Nestle it into a clafoutis           Garnish a cocktail with the boozy fruit

Make an upside down cake     Serve on top of ice cream or angel food cake

Bake it into a crumble              Use the left-over alcohol to make rum punch

How To Make Bachelor’s Jam


You can use whatever firm fruit you like. Herbs or spices aren’t necessary. Here are a few suggestions:

Blueberries, rosemary and vodka
Pears, orange peel, ginger and whiskey
Figs, lemon peel and rum
Peaches, nectarines, vanilla bean and brandy
Cherries, star anise or cloves and bourbon
Apricots, thyme and gin


Sanitize jars, lids, knife and cutting board with boiling water.

Rinse fruit under cold water and dry with a clean kitchen towel.

Chop fruit as desired – 1/2″ or larger.
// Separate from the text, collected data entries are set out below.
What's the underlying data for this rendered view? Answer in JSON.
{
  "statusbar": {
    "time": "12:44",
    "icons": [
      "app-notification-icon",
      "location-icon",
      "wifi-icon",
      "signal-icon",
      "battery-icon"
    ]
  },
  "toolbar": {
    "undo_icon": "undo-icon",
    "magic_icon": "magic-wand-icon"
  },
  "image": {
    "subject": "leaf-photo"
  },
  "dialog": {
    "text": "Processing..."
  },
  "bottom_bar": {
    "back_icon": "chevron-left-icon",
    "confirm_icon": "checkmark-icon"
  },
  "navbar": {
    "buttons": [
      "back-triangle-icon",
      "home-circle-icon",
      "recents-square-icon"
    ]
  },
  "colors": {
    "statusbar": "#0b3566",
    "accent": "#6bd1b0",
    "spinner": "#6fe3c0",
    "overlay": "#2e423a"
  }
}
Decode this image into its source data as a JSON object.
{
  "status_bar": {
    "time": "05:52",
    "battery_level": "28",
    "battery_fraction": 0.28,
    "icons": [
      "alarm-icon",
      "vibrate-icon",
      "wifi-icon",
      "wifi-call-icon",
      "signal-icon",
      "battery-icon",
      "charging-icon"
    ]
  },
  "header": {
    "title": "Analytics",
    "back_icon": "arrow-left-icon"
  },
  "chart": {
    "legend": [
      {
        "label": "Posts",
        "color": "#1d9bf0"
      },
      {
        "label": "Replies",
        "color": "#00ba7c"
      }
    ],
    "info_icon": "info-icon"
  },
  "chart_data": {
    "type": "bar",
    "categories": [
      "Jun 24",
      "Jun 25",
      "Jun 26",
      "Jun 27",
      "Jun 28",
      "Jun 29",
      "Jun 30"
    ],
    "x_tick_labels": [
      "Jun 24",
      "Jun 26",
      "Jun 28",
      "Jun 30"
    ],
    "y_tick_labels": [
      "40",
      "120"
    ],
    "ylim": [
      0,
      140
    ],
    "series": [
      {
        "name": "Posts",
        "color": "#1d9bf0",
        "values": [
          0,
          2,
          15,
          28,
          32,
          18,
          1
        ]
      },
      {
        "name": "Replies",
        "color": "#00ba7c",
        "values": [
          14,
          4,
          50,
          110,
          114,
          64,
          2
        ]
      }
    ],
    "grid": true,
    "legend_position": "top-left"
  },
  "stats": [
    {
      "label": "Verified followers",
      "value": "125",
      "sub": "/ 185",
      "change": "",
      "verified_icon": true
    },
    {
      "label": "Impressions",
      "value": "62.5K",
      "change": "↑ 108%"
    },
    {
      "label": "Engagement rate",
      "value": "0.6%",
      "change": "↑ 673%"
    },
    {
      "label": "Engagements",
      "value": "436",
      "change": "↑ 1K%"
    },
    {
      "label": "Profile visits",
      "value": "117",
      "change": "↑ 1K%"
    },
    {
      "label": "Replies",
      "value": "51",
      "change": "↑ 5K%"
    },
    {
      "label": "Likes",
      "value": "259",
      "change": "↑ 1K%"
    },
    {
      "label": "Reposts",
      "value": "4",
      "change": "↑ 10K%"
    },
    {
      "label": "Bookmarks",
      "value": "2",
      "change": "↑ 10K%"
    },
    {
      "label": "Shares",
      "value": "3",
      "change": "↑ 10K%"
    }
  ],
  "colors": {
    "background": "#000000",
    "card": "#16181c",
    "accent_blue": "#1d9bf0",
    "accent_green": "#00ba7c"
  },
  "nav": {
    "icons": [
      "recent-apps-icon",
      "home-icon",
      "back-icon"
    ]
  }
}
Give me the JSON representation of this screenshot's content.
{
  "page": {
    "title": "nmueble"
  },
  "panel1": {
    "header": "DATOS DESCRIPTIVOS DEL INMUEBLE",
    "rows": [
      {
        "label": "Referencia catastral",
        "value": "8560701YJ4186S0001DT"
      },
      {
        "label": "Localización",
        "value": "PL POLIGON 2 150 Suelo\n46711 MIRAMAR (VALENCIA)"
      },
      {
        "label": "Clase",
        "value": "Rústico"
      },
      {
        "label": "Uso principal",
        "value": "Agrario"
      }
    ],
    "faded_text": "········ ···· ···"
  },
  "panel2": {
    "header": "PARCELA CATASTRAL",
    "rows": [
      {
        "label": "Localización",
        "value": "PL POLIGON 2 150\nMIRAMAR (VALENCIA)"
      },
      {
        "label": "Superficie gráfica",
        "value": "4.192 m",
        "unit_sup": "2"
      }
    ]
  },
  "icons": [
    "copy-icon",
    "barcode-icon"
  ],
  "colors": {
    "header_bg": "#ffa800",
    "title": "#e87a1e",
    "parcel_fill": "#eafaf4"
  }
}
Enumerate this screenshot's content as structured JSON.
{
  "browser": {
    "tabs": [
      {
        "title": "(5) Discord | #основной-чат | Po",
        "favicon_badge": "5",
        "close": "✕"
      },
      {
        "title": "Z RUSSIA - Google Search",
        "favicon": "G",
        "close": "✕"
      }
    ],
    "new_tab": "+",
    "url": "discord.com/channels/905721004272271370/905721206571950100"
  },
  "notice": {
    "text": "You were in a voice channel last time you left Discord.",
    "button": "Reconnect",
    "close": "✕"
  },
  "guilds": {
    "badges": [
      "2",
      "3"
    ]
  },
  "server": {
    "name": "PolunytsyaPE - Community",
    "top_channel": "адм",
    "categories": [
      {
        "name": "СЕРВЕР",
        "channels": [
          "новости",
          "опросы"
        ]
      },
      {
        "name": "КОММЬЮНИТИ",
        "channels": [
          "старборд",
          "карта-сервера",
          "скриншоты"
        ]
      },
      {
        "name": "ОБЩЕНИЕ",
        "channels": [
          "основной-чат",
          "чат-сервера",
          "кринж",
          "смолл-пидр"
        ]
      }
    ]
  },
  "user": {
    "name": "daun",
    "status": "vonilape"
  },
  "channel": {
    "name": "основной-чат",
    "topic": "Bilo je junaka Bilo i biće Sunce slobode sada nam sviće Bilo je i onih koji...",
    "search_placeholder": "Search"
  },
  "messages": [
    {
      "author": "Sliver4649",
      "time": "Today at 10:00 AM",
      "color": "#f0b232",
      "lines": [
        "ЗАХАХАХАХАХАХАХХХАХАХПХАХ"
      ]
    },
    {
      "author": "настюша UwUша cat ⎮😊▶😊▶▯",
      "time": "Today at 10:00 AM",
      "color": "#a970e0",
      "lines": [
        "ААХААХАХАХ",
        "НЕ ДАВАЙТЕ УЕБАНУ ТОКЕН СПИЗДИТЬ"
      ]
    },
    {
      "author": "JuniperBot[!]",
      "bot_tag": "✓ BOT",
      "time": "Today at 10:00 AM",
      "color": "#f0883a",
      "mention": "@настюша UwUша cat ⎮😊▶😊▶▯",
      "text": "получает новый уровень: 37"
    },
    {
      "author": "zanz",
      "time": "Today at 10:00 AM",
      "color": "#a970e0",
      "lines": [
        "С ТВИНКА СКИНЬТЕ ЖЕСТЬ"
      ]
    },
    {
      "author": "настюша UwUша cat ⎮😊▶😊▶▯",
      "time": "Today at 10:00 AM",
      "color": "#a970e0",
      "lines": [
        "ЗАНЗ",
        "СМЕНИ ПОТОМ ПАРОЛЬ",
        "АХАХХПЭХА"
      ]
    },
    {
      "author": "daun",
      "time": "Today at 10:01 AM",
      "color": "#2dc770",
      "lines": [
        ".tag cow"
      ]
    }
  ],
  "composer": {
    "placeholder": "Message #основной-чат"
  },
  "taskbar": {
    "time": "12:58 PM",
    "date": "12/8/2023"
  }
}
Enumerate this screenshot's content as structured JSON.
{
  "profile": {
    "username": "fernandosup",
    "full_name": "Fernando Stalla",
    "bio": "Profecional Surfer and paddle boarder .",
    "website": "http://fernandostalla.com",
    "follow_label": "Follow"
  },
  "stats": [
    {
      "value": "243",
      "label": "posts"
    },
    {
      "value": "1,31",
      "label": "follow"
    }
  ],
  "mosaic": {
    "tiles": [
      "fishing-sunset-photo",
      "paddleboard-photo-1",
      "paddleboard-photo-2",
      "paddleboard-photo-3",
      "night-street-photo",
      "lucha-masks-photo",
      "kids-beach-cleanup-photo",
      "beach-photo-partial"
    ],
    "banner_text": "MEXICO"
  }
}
You can leave pits in, or take them out.

For every layer of fruit you add to the jar, cover with a spoonful of sugar. The suggested ratio is 2/3 alcohol to 1/3 sugar, but you can adjust the amount of sugar based on your own taste and the sweetness of the fruit.

When the jar is full, pour in high-proof liquor and make sure everything is fully submerged before closing. Store in a cool, dark place for about three months before using.